UNESCO’nun yakın zamanda açıkladığı bir rapor tüyler ürpertici. 125 ülkede yapılan araştırmada kadın gazetecilerin bugüne kadar benzeri görülmemiş bir saldırıya maruz kaldığını ortaya çıkarıyor. Rapora göre hedef, karalamak, küçük düşürmek, ürkütmek ve nihayetinde kritik ve gerçekleri yazan gazeteciliğin zeminini aşındırmak. 

Veriler gerçek anlamda şok edici. Araştırmaya katılan 901 kişinin dörtte üçü web’de düşmanca davranışlara maruz kalmış, dörtte biri ise tecavüz ve ölümle tehdit edilmiş. Bir de kadınlar bir azınlığa mensup ise oran daha da artıyor. Bildirilen vakalar arasında, kişisel bilgilerinin web üzerinden yayılması, mali durumlarına siber saldırılar, ailelerine gözdağı vermek ve taciz etmek ve de işverenlerine manipüle edilmiş fotoğraflar yollamak gibi şeyler yer alıyor.

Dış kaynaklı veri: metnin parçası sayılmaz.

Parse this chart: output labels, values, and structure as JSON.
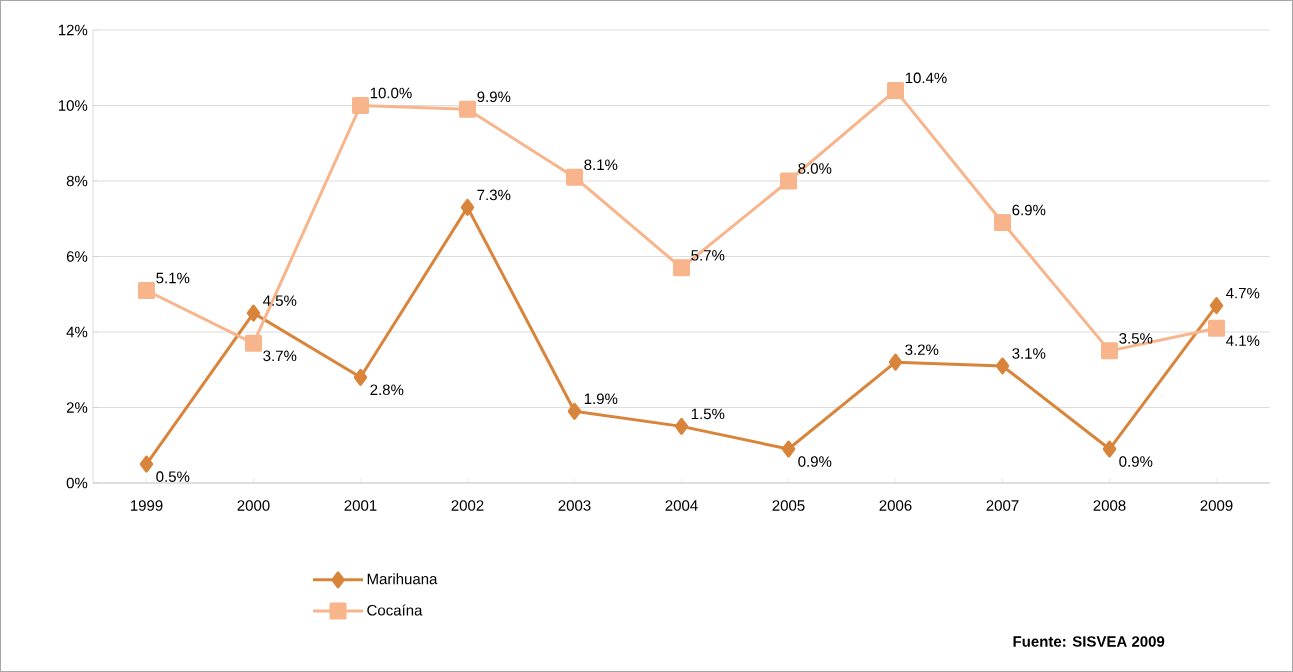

Yapılan araştırma erkek gazetecileri dahil etmese de, 2016’da yapılan bir çalışma, Guardian’ın web sayfasına bırakılmış olan 70 milyon yorumun onda sekizinin kadın gazetecileri hedef aldığını ortaya çıkıyor. Bu saldırıların ne kadar organize saldırılar olduğunu görmek ise iç karartıcı. Ama en çarpıcı olan gerçek, bu tür saldırılara devletlerin en yüksek mertebeleri tarafından yalnızca müsamaha gösterilmesi değil bir de üstüne üstlük bu davranışların cesaretlendirilmesi. Buna örnek olarak Filipinler Cumhurbaşkanı Rodrigo Duterte’nin gazetecilerin yargısız infazlara karşı korumasız olmaları ile ilgili yaptığı şaka ve Donald Trump’un kişisel saldırıları gösterilebilir. Unesco’nun yaptığı röportaja cevap veren kadın gazetecilerin yüzde kırkı bu saldırıları yapanların “siyasi kişilikler” olduğunu beyan etti. Bunda sağcı medyanın çoğalmasının etkisi küçümsenemez.

Sosyal iletişim ağları, sorumluluklarını üstlenmek konusunda çekingen kaldıkları için, söz konusu mesajları silmek yine kurbanların işi oluyor. Bu da “yapılan saldırıların etkisini potansiyel olarak ağırlaştırıyor.” Yapılan saldırılar bir de hiç bir moderatörün müdahale edemediği yerel dillerde olunca, suiistimale maruz kalanlar şikâyet etmeyi denemiyor bile. Çok az kadın kurban, yapılan saldırıları hukuka taşıyor. Bu durumda toplum gazetecileri ne şekilde korumalı?

Raporu hazırlayanlar 28 adet mantıklı öneri sunuyorlar. Bu öneriler küresel alanda daha güçlü bir işbirliğinden, sosyal ağlar tarafından, çabuk müdahale eden bir hareket ünitesinin kurulmasına kadar uzanıyor. Buna ilave olarak da devletleri, bu tür şiddetlerle kirlenmiş olan görevlilerine karşı harekete geçmeye ve daha sorumlu bir medya oluşturulması için çalışmaya davet ediyorlar. 

Gazetecilere karşı yapılan saldırılar, özellikle de kadınlar hedeflendiğinde, susturmayı veya gözdağı vermeyi amaçlayan nefret söylemleridir. Unesco’ya göre her üç kadın gazeteciden bir tanesi otosansür uyguladığını açıkladı. Bu fenomenin etkileri çok vahim sonuçlara yol açabilir ve en kısa zamanda önünün kesilmesi gerekiyor.